Geese 'guarding' the Military Barracks Walk

Drive back to the Commissariat's Store corner and walk around it and the Old and New Military Barracks whose massive walls and corner towers were built to withstand any convict uprising. There is the whole of Quality Row to explore, including the lovingly refurbished No. 10.

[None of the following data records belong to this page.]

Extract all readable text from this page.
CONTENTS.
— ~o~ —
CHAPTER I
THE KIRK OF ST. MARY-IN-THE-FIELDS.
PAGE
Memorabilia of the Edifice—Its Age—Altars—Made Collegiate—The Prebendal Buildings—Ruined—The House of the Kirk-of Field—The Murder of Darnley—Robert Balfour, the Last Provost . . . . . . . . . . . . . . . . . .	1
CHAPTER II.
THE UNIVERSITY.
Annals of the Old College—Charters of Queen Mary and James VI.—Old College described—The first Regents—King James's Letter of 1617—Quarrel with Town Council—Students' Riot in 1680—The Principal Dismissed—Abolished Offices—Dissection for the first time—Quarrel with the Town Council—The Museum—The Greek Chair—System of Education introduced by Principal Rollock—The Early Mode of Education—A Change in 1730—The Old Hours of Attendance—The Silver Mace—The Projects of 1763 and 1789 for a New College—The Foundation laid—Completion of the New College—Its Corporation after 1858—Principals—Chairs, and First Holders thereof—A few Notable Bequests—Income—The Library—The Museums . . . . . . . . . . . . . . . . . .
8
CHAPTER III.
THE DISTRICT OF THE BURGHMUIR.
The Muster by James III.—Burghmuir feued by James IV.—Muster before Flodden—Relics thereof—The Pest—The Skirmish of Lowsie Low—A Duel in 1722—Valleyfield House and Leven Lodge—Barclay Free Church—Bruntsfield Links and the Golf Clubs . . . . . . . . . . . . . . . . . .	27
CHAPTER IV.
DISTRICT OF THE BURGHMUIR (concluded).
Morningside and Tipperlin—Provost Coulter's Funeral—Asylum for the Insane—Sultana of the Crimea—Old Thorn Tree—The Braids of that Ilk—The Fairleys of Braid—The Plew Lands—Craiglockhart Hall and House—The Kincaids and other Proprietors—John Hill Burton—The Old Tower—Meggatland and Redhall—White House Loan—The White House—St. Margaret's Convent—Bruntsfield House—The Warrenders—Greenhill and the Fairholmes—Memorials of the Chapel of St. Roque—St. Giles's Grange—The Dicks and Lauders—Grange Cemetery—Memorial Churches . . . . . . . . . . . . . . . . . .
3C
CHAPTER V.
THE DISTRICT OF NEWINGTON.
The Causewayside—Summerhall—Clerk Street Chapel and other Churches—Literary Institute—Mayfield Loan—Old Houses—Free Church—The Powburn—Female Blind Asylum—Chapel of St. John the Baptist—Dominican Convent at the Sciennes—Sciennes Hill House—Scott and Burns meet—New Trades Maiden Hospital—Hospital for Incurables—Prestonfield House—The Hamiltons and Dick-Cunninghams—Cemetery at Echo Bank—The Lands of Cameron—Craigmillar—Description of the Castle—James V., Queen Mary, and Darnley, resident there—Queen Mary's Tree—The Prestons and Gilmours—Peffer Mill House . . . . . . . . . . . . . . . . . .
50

The Golf Course from Quality Row

In the supremely beautiful beach-side cemetery, you will have to shake yourself to realise that these tombstones whose engraved words invoke the ghosts of penal days are not part of some mirage. Here is the headstone of Thomas Salsbry Wright who died in manacles at the age of 105 - could this really be true? It is. He was sentenced, at the age of 99, for forgery, despite his claim that he "had as much right as any man to run a bank".

Bloody Bridge

Just past the cemetery, you will come to Bloody Bridge. Be sure to get out of your car and contemplate the legend:

This bridge was built by convict labour in the time of Major Anderson, the merciless, one-eyed Scot they called 'Potato Joe', for his act of substituting potatoes for bread in the convict's rations. It's a very handsome little bridge - the engineers who designed it had an eye for timeless grace, a refinement doubtless lost on the poor devils who built it. Their every step was impeded by irons, mostly weighing fifteen pounds and some as much as twenty two pounds. Dysentery constantly gnawed at their vitals. Already half-crazed by their suffering, they were goaded ceaselessly by their overseer in the hope of inducing a glance of protest. This offense, called 'dumb insolence', earned immediate retribution - the cat o' nine tails.

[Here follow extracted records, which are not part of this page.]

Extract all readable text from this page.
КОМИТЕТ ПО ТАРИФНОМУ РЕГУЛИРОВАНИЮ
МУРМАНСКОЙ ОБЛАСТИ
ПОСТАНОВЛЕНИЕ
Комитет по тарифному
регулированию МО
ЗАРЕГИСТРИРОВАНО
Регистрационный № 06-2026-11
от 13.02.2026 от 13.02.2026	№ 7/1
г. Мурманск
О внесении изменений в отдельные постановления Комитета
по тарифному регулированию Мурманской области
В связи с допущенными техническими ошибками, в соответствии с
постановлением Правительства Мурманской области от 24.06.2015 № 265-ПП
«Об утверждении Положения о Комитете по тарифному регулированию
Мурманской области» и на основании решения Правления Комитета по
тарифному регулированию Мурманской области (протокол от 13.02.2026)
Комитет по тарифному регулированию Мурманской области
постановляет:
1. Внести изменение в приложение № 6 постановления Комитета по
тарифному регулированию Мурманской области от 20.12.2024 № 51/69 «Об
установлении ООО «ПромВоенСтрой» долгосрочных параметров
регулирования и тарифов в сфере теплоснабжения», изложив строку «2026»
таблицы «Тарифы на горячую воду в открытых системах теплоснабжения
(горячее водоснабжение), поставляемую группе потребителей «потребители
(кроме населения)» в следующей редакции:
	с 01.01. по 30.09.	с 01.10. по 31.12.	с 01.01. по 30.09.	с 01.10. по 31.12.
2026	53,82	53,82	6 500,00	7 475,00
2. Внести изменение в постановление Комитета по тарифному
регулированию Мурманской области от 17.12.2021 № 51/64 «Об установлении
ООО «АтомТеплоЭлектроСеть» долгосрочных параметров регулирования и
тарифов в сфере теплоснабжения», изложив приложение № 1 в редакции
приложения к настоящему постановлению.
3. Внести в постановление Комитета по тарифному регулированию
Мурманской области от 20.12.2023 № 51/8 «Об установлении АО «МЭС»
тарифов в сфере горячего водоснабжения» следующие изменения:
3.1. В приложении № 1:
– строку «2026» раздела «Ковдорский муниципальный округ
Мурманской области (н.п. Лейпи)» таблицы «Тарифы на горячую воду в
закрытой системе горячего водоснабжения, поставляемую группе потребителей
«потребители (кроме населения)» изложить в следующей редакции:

Suddenly, one of them exploded and drove a pick through the brain of his tormentor. Knowing that every one of them would be punished horribly if the bleeding corpse were to be discovered, the gang walled it up in the bridge. When the relieving overseer turned up at midday, he asked where his predecessor was. "Oh!", was the reply, "he went for a swim down there in the bay. We think he must have drowned".

Unfortunately for them, through the still-wet mortar between the bluestones, something began to ooze ....... it was the blood of the entombed overseer!

Continue on up Driver Christian Road to Collins Head Road which will take you back to Burnt Pine.